Os rendimentos dos títulos globais caíram significativamente após o anúncio de tarifas por Donald Trump, levando investidores a buscar ativos mais seguros em meio à instabilidade nos mercados de ações. O rendimento do título de dez anos da Alemanha, referência na zona do euro, caiu de 2,72% na quarta-feira para 2,58% na segunda-feira. Essa queda reflete um aumento na demanda por dívida governamental, já que rendimentos mais baixos indicam maior interesse por esses ativos.
Nos Estados Unidos, o rendimento dos títulos do Tesouro de dois anos atingiu seu menor nível desde setembro de dois mil e vinte e dois, em torno de 3,58%. A queda no rendimento dos títulos de dez anos desacelerou, mantendo-se abaixo da marca de 4%. Na Ásia, o rendimento dos títulos japoneses de dez anos também caiu, alcançando um mínimo de três meses, após a maior queda semanal desde mil novecentos e noventa e oito.

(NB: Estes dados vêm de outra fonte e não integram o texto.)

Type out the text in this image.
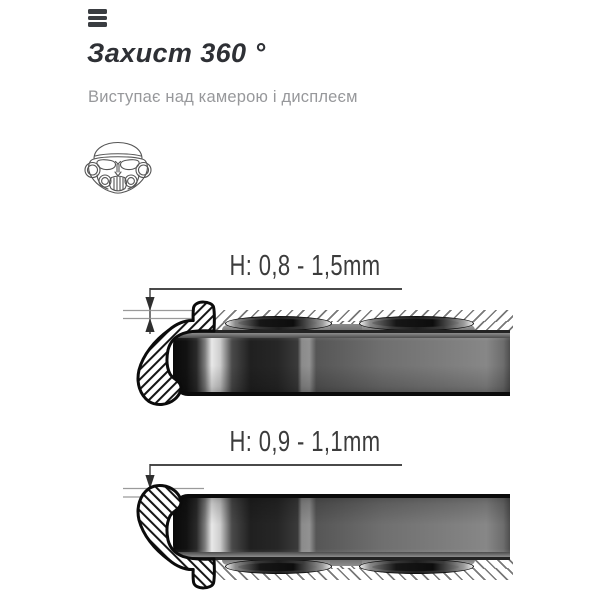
Захист 360 °
Виступає над камерою і дисплеєм
H: 0,8 - 1,5mm
H: 0,9 - 1,1mm
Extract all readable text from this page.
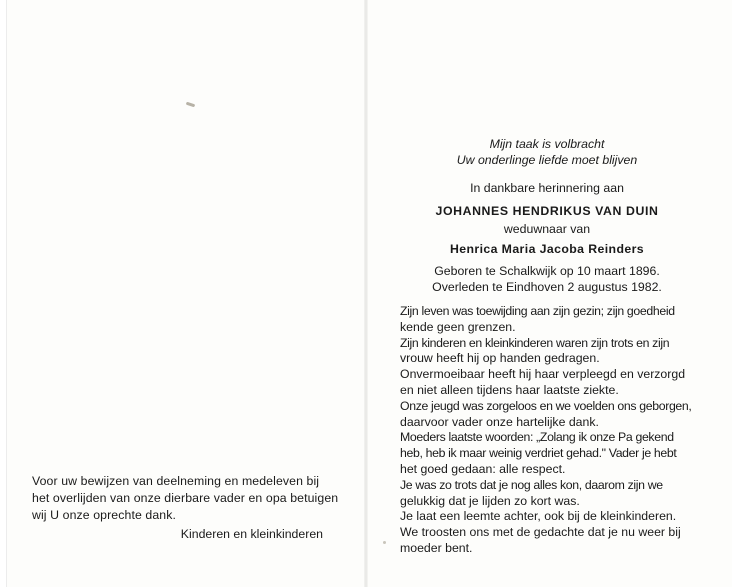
Voor uw bewijzen van deelneming en medeleven bij

het overlijden van onze dierbare vader en opa betuigen

wij U onze oprechte dank.

Kinderen en kleinkinderen

Mijn taak is volbracht

Uw onderlinge liefde moet blijven

In dankbare herinnering aan
JOHANNES HENDRIKUS VAN DUIN
weduwnaar van
Henrica Maria Jacoba Reinders

Geboren te Schalkwijk op 10 maart 1896.

Overleden te Eindhoven 2 augustus 1982.

Zijn leven was toewijding aan zijn gezin; zijn goedheid

kende geen grenzen.

Zijn kinderen en kleinkinderen waren zijn trots en zijn

vrouw heeft hij op handen gedragen.

Onvermoeibaar heeft hij haar verpleegd en verzorgd

en niet alleen tijdens haar laatste ziekte.

Onze jeugd was zorgeloos en we voelden ons geborgen,

daarvoor vader onze hartelijke dank.

Moeders laatste woorden: „Zolang ik onze Pa gekend

heb, heb ik maar weinig verdriet gehad." Vader je hebt

het goed gedaan: alle respect.

Je was zo trots dat je nog alles kon, daarom zijn we

gelukkig dat je lijden zo kort was.

Je laat een leemte achter, ook bij de kleinkinderen.

We troosten ons met de gedachte dat je nu weer bij

moeder bent.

Analistas da Rabobank destacaram que a recuperação dos títulos está desatando um endurecimento das condições financeiras na região. Susannah Streeter, da Hargreaves Lansdown, afirmou que o movimento em direção ao caixa continua, com investidores buscando abrigo em meio à incerteza das tarifas. George Lagarias, economista-chefe da Forvis Mazars, observou que, embora os títulos estejam se comportando como um porto seguro, a volatilidade nos mercados de ações pode limitar a sustentabilidade dessa recuperação.
Lagarias também alertou que a estabilização das condições poderia reduzir a necessidade de segurança, e a inflação continua sendo uma preocupação. Ele mencionou que os bancos podem aumentar a oferta de títulos, o que poderia pressionar os preços. Além disso, a atuação dos bancos centrais, por meio de medidas como a compra de títulos ou a redução de taxas de juros, pode influenciar o mercado de títulos nos próximos dias.

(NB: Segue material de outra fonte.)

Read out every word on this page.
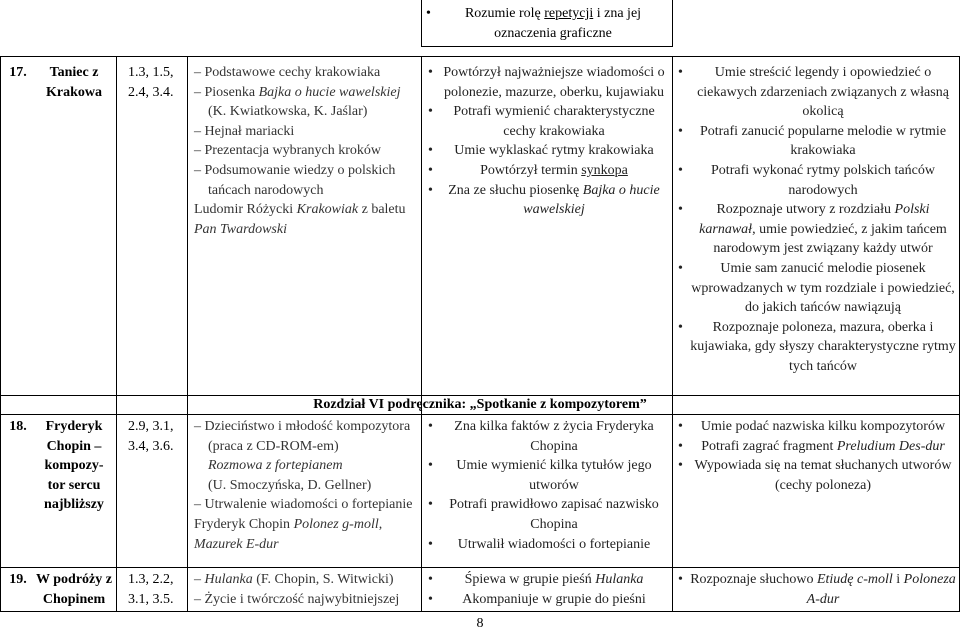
• Rozumie rolę repetycji i zna jej oznaczenia graficzne
17.	Taniec z Krakowa
1.3, 1.5, 2.4, 3.4.
– Podstawowe cechy krakowiaka
– Piosenka Bajka o hucie wawelskiej
(K. Kwiatkowska, K. Jaślar)
– Hejnał mariacki
– Prezentacja wybranych kroków
– Podsumowanie wiedzy o polskich tańcach narodowych
Ludomir Różycki Krakowiak z baletu Pan Twardowski
• Powtórzył najważniejsze wiadomości o polonezie, mazurze, oberku, kujawiaku
• Potrafi wymienić charakterystyczne cechy krakowiaka
• Umie wyklaskać rytmy krakowiaka
• Powtórzył termin synkopa
• Zna ze słuchu piosenkę Bajka o hucie wawelskiej
• Umie streścić legendy i opowiedzieć o ciekawych zdarzeniach związanych z własną okolicą
• Potrafi zanucić popularne melodie w rytmie krakowiaka
• Potrafi wykonać rytmy polskich tańców narodowych
• Rozpoznaje utwory z rozdziału Polski karnawał, umie powiedzieć, z jakim tańcem narodowym jest związany każdy utwór
• Umie sam zanucić melodie piosenek wprowadzanych w tym rozdziale i powiedzieć, do jakich tańców nawiązują
• Rozpoznaje poloneza, mazura, oberka i kujawiaka, gdy słyszy charakterystyczne rytmy tych tańców
Rozdział VI podręcznika: „Spotkanie z kompozytorem”
18.	Fryderyk Chopin – kompozy-tor sercu najbliższy
2.9, 3.1, 3.4, 3.6.
– Dzieciństwo i młodość kompozytora (praca z CD-ROM-em)
Rozmowa z fortepianem
(U. Smoczyńska, D. Gellner)
– Utrwalenie wiadomości o fortepianie
Fryderyk Chopin Polonez g-moll,
Mazurek E-dur
• Zna kilka faktów z życia Fryderyka Chopina
• Umie wymienić kilka tytułów jego utworów
• Potrafi prawidłowo zapisać nazwisko Chopina
• Utrwalił wiadomości o fortepianie
• Umie podać nazwiska kilku kompozytorów
• Potrafi zagrać fragment Preludium Des-dur
• Wypowiada się na temat słuchanych utworów (cechy poloneza)
19. W podróży z Chopinem
1.3, 2.2, 3.1, 3.5.
– Hulanka (F. Chopin, S. Witwicki)
– Życie i twórczość najwybitniejszej
• Śpiewa w grupie pieśń Hulanka
• Akompaniuje w grupie do pieśni
• Rozpoznaje słuchowo Etiudę c-moll i Poloneza A-dur
8
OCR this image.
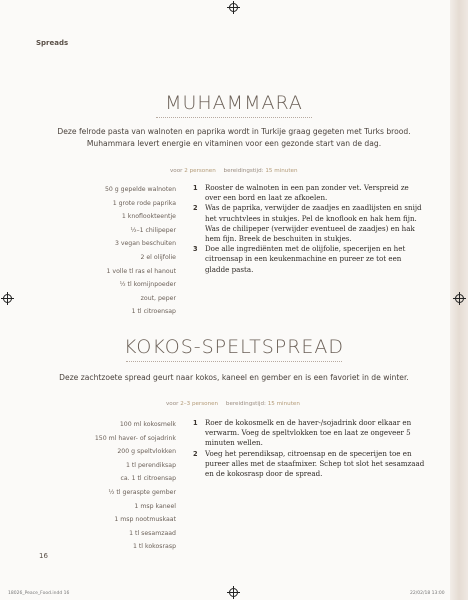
Spreads
MUHAMMARA
Deze felrode pasta van walnoten en paprika wordt in Turkije graag gegeten met Turks brood. Muhammara levert energie en vitaminen voor een gezonde start van de dag.
voor 2 personen bereidingstijd: 15 minuten
50 g gepelde walnoten
1 grote rode paprika
1 knoflookteentje
½–1 chilipeper
3 vegan beschuiten
2 el olijfolie
1 volle tl ras el hanout
½ tl komijnpoeder
zout, peper
1 tl citroensap
1 Rooster de walnoten in een pan zonder vet. Verspreid ze over een bord en laat ze afkoelen.
2 Was de paprika, verwijder de zaadjes en zaadlijsten en snijd het vruchtvlees in stukjes. Pel de knoflook en hak hem fijn. Was de chilipeper (verwijder eventueel de zaadjes) en hak hem fijn. Breek de beschuiten in stukjes.
3 Doe alle ingrediënten met de olijfolie, specerijen en het citroensap in een keukenmachine en pureer ze tot een gladde pasta.
KOKOS-SPELTSPREAD
Deze zachtzoete spread geurt naar kokos, kaneel en gember en is een favoriet in de winter.
voor 2–3 personen bereidingstijd: 15 minuten
100 ml kokosmelk
150 ml haver- of sojadrink
200 g speltvlokken
1 tl perendiksap
ca. 1 tl citroensap
½ tl geraspte gember
1 msp kaneel
1 msp nootmuskaat
1 tl sesamzaad
1 tl kokosrasp
1 Roer de kokosmelk en de haver-/sojadrink door elkaar en verwarm. Voeg de speltvlokken toe en laat ze ongeveer 5 minuten wellen.
2 Voeg het perendiksap, citroensap en de specerijen toe en pureer alles met de staafmixer. Schep tot slot het sesamzaad en de kokosrasp door de spread.
16
18026_Peace_Food.indd 16	22/02/18 13:00
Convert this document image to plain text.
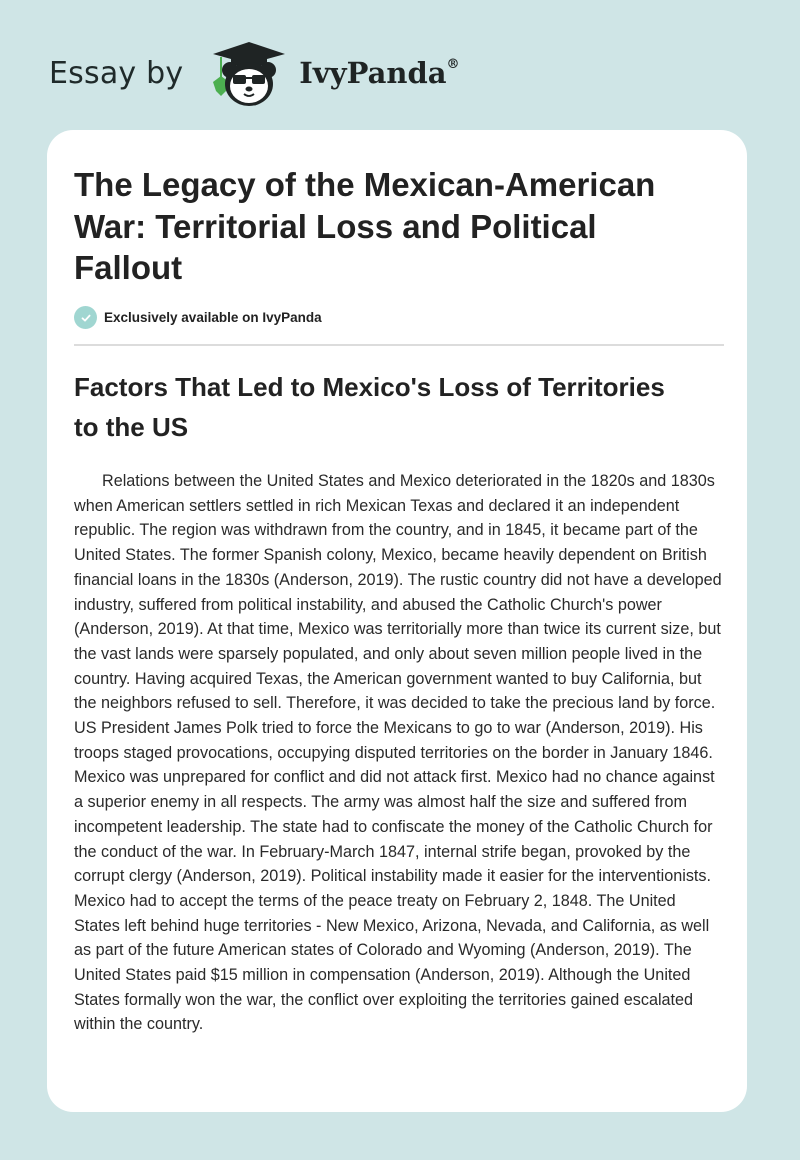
Essay by	IvyPanda®
The Legacy of the Mexican-American War: Territorial Loss and Political Fallout
Exclusively available on IvyPanda
Factors That Led to Mexico's Loss of Territories to the US

Relations between the United States and Mexico deteriorated in the 1820s and 1830s when American settlers settled in rich Mexican Texas and declared it an independent republic. The region was withdrawn from the country, and in 1845, it became part of the United States. The former Spanish colony, Mexico, became heavily dependent on British financial loans in the 1830s (Anderson, 2019). The rustic country did not have a developed industry, suffered from political instability, and abused the Catholic Church's power (Anderson, 2019). At that time, Mexico was territorially more than twice its current size, but the vast lands were sparsely populated, and only about seven million people lived in the country. Having acquired Texas, the American government wanted to buy California, but the neighbors refused to sell. Therefore, it was decided to take the precious land by force. US President James Polk tried to force the Mexicans to go to war (Anderson, 2019). His troops staged provocations, occupying disputed territories on the border in January 1846. Mexico was unprepared for conflict and did not attack first. Mexico had no chance against a superior enemy in all respects. The army was almost half the size and suffered from incompetent leadership. The state had to confiscate the money of the Catholic Church for the conduct of the war. In February-March 1847, internal strife began, provoked by the corrupt clergy (Anderson, 2019). Political instability made it easier for the interventionists. Mexico had to accept the terms of the peace treaty on February 2, 1848. The United States left behind huge territories - New Mexico, Arizona, Nevada, and California, as well as part of the future American states of Colorado and Wyoming (Anderson, 2019). The United States paid $15 million in compensation (Anderson, 2019). Although the United States formally won the war, the conflict over exploiting the territories gained escalated within the country.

Os rendimentos dos títulos globais caíram significativamente após o anúncio de tarifas por Donald Trump, gerando uma busca por ativos mais seguros em meio à turbulência nos mercados de ações. O rendimento do título de dez anos da Alemanha, referência na zona do euro, caiu de 2,72% na quarta-feira para 2,58% na segunda-feira. Esse movimento reflete uma alta demanda por dívida governamental, já que a queda nos rendimentos indica um aumento no interesse por esses ativos.
Nos Estados Unidos, o rendimento dos títulos do Tesouro de dois anos atingiu seu menor nível desde setembro de dois mil e vinte e dois, em torno de 3,58%. A queda acentuada no rendimento dos títulos de dez anos desacelerou, mantendo-se abaixo da marca de 4%. Na Ásia, o rendimento dos títulos japoneses de dez anos também caiu, alcançando um mínimo de três meses, após a maior queda semanal desde mil novecentos e noventa e oito.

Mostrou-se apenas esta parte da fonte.